Totally. Take for example, the technology we use in our day to day lives. That's reflected of course in health care. Everyone has -

A smartphone.

A very powerful computer -


That's right. A powerful computer in their pocket, which tells them what their heart rate and number of steps they're doing at any one time. That's just even a tiny example of what the future might hold when it comes to point of care testing or near-person monitoring, to help us improve the safety and quality of health care and particularly how we might be using medicines. I think it's really exciting and we need to make sure that those elements, particularly around even how we might look at the safety and quality of different technologies which support medicines use. That's a bit of a frontier at the moment. That's still emerging, as how we control and regulate those things.

Your article mentions partnerships between different stakeholders for policy implementation.
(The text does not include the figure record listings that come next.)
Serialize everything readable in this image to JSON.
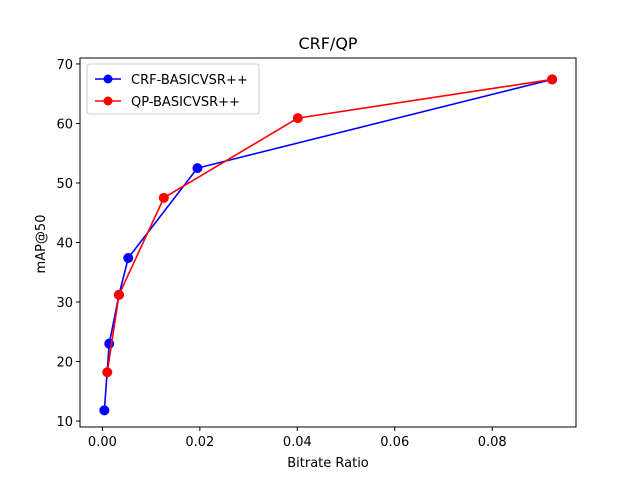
{
  "chart_data": {
    "type": "line",
    "title": "CRF/QP",
    "xlabel": "Bitrate Ratio",
    "ylabel": "mAP@50",
    "xlim": [
      -0.0046,
      0.0972
    ],
    "ylim": [
      9,
      71
    ],
    "xticks": [
      0.0,
      0.02,
      0.04,
      0.06,
      0.08
    ],
    "xtick_labels": [
      "0.00",
      "0.02",
      "0.04",
      "0.06",
      "0.08"
    ],
    "yticks": [
      10,
      20,
      30,
      40,
      50,
      60,
      70
    ],
    "ytick_labels": [
      "10",
      "20",
      "30",
      "40",
      "50",
      "60",
      "70"
    ],
    "grid": false,
    "legend_position": "top-left",
    "series": [
      {
        "name": "CRF-BASICVSR++",
        "color": "#0000ff",
        "marker": "circle",
        "x": [
          0.0004,
          0.0014,
          0.0034,
          0.0053,
          0.0195,
          0.0923
        ],
        "y": [
          11.8,
          23.0,
          31.2,
          37.4,
          52.5,
          67.4
        ]
      },
      {
        "name": "QP-BASICVSR++",
        "color": "#ff0000",
        "marker": "circle",
        "x": [
          0.001,
          0.0034,
          0.0126,
          0.0401,
          0.0923
        ],
        "y": [
          18.2,
          31.2,
          47.5,
          60.9,
          67.4
        ]
      }
    ]
  }
}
Who are these stakeholders and what type of collaborations would you like to see between them?

The 20 years of the National Medicines Policy really have highlighted the importance of how partnerships are essential in implementing a policy like this. It can't just be the responsibility of government. I mentioned already that healthcare professionals, I believe, and arguably other partners are really the custodians of things like quality use of medicines. Ultimately this is about ensuring that everyone has a voice. The loudest voice of course should be the people who are at the centre, and that's consumers. The decisions and framework that we make, whether it's about this policy or how we implement it, should be within the lens of consumers. Particularly the people that stand to gain the most from this and that could be the most vulnerable.
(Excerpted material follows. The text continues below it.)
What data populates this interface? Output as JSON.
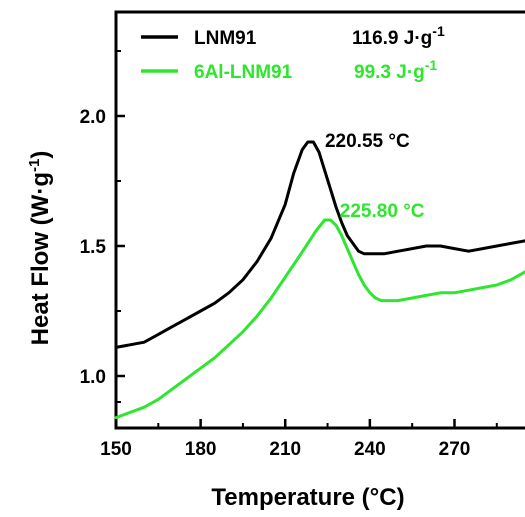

Just on the pharmaceutical industry, I know that there are many who might have concerns about having pharmaceutical industry at the table. But let's remember that we wouldn't have the ability to provide healthcare benefits from those medicines, or even a PBS, without a viable and responsible medicines industry here in Australia. In the global sense of pharmaceutical companies, we do have to remember that Australia is a relatively small market if you just want to look at the commercial aspect of that. So we have to be very careful about making sure that industry are welcomed as partners.
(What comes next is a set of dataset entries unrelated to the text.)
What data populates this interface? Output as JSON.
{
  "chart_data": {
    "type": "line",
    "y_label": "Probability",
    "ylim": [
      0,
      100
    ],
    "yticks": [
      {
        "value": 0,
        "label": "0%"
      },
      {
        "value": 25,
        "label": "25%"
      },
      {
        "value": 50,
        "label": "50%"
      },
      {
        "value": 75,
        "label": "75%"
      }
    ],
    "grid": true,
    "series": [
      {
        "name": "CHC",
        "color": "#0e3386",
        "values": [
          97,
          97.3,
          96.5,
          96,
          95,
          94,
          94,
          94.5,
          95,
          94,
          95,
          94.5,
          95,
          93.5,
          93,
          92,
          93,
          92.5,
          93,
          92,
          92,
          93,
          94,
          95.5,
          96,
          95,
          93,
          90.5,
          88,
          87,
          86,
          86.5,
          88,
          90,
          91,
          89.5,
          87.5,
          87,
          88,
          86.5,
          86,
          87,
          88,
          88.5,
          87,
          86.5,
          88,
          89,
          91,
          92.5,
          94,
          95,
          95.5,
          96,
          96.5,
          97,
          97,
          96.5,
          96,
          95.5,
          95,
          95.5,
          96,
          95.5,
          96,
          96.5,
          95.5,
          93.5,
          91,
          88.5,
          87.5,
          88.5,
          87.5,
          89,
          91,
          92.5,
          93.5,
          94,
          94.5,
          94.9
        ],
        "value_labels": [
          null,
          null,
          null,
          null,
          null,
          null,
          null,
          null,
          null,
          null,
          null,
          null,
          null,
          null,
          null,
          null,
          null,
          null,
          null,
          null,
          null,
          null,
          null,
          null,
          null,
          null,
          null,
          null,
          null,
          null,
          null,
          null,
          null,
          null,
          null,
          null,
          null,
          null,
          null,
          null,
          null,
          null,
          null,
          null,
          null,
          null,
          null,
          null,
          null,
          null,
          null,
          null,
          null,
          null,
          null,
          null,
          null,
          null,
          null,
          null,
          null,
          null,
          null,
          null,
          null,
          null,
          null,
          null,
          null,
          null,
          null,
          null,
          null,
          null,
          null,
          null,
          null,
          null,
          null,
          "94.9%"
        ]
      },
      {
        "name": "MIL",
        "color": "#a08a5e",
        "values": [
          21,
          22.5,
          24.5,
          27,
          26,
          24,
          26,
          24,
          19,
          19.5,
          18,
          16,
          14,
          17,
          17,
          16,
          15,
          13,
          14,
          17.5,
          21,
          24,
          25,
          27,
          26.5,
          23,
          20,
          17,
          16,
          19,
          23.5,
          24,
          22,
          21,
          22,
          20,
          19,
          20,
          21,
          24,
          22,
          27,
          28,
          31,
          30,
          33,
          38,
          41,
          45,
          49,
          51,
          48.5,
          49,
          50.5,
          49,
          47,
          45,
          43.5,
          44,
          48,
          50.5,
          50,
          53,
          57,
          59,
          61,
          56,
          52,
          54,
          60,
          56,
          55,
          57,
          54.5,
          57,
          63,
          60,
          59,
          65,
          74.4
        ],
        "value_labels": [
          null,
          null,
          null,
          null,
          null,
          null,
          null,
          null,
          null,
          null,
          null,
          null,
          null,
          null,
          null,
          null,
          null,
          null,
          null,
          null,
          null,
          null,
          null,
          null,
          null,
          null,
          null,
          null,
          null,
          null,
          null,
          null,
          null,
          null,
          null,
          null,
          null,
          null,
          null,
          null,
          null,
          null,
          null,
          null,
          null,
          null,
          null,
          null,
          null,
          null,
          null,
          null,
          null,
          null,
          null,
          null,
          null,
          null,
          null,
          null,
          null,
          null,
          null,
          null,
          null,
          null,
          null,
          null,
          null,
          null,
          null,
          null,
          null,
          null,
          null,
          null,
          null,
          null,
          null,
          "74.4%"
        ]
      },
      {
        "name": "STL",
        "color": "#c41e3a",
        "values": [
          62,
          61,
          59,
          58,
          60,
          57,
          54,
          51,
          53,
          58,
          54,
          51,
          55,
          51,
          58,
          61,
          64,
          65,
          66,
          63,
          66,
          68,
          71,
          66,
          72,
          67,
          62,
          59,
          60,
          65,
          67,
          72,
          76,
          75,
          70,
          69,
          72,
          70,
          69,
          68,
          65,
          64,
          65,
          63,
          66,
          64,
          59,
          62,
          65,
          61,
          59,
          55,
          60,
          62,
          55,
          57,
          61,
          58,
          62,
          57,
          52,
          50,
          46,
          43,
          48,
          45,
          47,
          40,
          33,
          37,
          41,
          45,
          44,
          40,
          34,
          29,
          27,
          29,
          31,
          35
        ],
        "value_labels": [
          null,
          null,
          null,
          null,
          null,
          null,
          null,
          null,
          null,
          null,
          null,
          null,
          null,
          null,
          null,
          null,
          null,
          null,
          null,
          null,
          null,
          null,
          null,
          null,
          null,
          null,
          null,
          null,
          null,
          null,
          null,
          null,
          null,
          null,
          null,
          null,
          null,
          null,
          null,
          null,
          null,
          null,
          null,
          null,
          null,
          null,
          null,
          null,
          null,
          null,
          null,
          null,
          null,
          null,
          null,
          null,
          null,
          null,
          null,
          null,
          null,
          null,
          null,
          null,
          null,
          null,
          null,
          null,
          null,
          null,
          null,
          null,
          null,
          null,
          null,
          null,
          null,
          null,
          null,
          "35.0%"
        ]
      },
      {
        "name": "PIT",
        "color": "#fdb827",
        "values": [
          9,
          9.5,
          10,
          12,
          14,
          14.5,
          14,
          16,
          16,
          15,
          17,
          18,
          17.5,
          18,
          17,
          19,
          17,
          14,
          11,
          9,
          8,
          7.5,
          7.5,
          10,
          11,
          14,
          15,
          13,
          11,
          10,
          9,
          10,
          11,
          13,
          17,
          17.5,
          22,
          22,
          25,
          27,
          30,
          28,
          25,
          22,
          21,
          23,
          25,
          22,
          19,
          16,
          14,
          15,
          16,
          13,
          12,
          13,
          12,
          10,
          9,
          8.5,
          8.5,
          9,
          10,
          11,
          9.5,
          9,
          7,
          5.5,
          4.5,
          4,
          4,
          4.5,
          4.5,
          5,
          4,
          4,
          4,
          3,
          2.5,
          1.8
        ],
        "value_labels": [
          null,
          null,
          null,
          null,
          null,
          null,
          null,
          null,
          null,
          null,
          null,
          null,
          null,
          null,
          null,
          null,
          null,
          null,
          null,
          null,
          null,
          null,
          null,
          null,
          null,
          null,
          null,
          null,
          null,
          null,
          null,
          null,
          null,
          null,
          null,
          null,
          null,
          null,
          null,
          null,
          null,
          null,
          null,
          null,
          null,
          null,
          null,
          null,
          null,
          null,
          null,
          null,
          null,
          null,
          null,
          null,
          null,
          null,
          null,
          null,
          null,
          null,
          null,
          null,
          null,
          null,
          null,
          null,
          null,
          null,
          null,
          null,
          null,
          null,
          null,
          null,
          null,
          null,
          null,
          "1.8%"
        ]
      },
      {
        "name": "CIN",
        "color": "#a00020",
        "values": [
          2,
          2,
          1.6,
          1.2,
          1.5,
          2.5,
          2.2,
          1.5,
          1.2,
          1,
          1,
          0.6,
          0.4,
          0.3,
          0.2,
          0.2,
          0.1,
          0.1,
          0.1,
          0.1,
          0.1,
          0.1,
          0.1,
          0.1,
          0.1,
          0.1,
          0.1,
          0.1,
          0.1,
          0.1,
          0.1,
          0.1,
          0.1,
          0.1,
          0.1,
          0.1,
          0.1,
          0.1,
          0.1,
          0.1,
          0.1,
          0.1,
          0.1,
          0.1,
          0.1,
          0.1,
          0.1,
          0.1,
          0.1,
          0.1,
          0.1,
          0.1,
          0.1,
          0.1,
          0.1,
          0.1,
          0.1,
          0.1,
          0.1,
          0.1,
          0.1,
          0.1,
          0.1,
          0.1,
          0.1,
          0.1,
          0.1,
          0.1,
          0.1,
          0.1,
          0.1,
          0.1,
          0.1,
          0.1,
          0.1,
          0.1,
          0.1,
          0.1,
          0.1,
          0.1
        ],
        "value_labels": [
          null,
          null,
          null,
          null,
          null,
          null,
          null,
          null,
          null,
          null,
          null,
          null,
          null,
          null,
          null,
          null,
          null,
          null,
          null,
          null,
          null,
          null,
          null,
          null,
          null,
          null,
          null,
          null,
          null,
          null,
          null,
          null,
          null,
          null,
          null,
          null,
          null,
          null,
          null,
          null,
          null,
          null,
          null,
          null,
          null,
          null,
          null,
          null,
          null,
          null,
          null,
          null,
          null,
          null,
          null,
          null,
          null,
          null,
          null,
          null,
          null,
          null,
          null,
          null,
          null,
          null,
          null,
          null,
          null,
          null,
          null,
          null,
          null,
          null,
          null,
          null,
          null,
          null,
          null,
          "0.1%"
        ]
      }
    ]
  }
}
Finally, Andrew, how would this updated policy impact the health professional in their day to day practice? What do you see those changes being with this reboot?

What I'd like to see, and I'm glad that other people online support me in that regard, is that this policy would put healthcare professionals in, I suppose, the best position to use medicines that can provide the best outcomes for Australians. That's really the whole aim of this policy. But it would start to make sure that we have a more connected system, that the tools and the framework that we have for healthcare professionals to provide medicines to people, whether that's in the prescribing or in the dispensing, can really make a difference. And it's not leading to unintended consequences, which we do see to some extent at this stage.

Okay. That's unfortunately all the time we've got for this episode. Thanks so much for joining us today, Andrew.

Thanks for the chance to have a chat.


The views of the hosts and guests on the podcast are their own and may not represent Australian Prescriber or NPS MedicineWise. I'm Dhineli Perera and thanks for joining us on Australian Prescriber Podcast.